The trick is recognizing two cases: if the node has a right subtree, the successor is the leftmost node in that subtree. If not, you climb back up the tree to find the first ancestor where your current node is in its left subtree. The gotcha is that many candidates write a traversal first, then optimize. Under live assessment pressure, optimization logic breaks down. The BST property means you don't traverse the whole tree; you follow pointers up and down. DFS thinking is a trap here because you're not exploring; you're navigating. If you hit this problem live and the pattern doesn't click immediately, StealthCoder delivers a working solution in real time without the proctor seeing a thing.

Pattern tags

The honest play

You know the problem. Make sure you actually pass it.

Inorder Successor in BST recycles across companies for a reason. It's medium-tier, and most candidates blank under the timer. StealthCoder is the hedge: an AI overlay invisible during screen share. It reads the problem and surfaces a working solution in under 2 seconds. Built by an engineer who got tired of watching his cohort grind for six months and still get filtered at the OA stage. Works on HackerRank, CodeSignal, CoderPad, and Karat.

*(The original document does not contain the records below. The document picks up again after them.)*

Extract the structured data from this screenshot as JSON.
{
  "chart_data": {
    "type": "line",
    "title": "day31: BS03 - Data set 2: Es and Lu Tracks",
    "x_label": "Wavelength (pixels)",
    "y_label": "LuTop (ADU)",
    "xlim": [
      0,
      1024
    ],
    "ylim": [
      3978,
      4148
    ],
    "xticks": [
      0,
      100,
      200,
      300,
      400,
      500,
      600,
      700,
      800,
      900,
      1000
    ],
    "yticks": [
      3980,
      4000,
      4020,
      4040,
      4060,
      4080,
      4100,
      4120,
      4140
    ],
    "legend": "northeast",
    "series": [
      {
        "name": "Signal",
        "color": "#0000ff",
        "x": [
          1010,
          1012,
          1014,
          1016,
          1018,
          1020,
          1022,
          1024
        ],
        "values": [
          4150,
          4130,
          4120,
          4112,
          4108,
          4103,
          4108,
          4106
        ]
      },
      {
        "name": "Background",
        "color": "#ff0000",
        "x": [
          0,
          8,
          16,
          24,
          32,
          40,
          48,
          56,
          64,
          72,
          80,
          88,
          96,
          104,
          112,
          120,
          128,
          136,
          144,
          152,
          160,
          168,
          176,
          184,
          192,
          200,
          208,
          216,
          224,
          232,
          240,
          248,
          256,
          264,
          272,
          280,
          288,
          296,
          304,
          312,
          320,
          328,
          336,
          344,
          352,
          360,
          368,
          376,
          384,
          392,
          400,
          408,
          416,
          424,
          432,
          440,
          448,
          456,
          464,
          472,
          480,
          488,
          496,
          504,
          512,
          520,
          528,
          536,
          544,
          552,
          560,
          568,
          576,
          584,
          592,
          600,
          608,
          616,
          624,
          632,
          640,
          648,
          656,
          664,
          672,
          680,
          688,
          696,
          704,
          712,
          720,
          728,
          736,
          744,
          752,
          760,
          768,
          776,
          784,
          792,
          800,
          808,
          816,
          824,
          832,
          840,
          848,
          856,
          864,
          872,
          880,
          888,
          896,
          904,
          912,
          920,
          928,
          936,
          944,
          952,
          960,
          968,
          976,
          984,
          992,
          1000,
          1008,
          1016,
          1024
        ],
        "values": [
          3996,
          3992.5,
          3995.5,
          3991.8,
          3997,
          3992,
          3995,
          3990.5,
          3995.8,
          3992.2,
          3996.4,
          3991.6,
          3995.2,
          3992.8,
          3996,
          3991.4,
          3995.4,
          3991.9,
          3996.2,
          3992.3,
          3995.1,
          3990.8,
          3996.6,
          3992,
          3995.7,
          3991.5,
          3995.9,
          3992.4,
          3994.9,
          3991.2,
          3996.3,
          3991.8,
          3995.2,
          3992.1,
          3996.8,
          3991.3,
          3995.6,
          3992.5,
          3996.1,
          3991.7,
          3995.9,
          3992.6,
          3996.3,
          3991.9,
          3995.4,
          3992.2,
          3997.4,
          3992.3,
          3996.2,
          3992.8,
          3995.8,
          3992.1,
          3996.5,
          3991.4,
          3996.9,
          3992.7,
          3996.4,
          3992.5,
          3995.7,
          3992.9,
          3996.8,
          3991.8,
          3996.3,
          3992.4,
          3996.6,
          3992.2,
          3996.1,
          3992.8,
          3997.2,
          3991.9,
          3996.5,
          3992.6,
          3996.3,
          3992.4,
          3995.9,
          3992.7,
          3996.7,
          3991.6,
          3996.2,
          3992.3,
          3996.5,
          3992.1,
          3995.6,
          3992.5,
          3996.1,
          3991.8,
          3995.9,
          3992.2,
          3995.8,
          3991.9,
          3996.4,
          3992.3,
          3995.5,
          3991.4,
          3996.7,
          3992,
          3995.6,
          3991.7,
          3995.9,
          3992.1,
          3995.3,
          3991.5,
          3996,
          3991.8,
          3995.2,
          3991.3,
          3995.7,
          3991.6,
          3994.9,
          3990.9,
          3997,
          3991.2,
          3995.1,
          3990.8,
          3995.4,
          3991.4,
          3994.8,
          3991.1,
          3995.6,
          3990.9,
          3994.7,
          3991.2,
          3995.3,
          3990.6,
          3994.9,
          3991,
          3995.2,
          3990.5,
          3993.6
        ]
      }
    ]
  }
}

Inorder Successor in BST interview FAQ

Is Inorder Successor in BST still being asked at top companies?+

Yes. Pocket Gems, Arista Networks, and Docusign have all reported it. It's a medium-difficulty problem with about 50% acceptance, so it's in the sweet spot for screening rounds. Candidates who understand BST navigation tend to solve it fast, which is why it's still in active rotation.

What's the main trick that separates fast solutions from slow ones?+

Recognizing you don't need a full inorder traversal. The BST property lets you navigate directly: right subtree exists, go left from there. No right subtree, climb up until you're the left child of some ancestor. That ancestor is the successor. Full traversal is O(n); this is O(h).

How does this problem relate to general Tree and DFS topics?+

It's filed under both, but DFS (full tree walk) is the trap. The real solution uses BST-specific properties, not general traversal. You climb and search, not recurse downward. Understanding when to ignore the DFS label and use structure instead is the core skill.

What happens if I code a brute-force solution during the assessment?+

You'll likely pass test cases but burn time and risk follow-ups on optimization. The problem is designed to reward BST thinking. If you start writing full traversal code and realize it's inefficient mid-interview, you've lost the momentum edge. StealthCoder hedges that exact scenario.

Is there a common edge case that catches people?+

Yes: when the node has no right child and is the rightmost node in the tree. The successor is null. Also, the given node might not have a parent pointer in some variants, forcing you to search from the root. Check the problem statement carefully before coding.

Want the actual problem statement? View "Inorder Successor in BST" on LeetCode →

Frequency and company-tag data sourced from public community-maintained interview-report repos. Problem, description, and trademark © LeetCode. StealthCoder is not affiliated with LeetCode.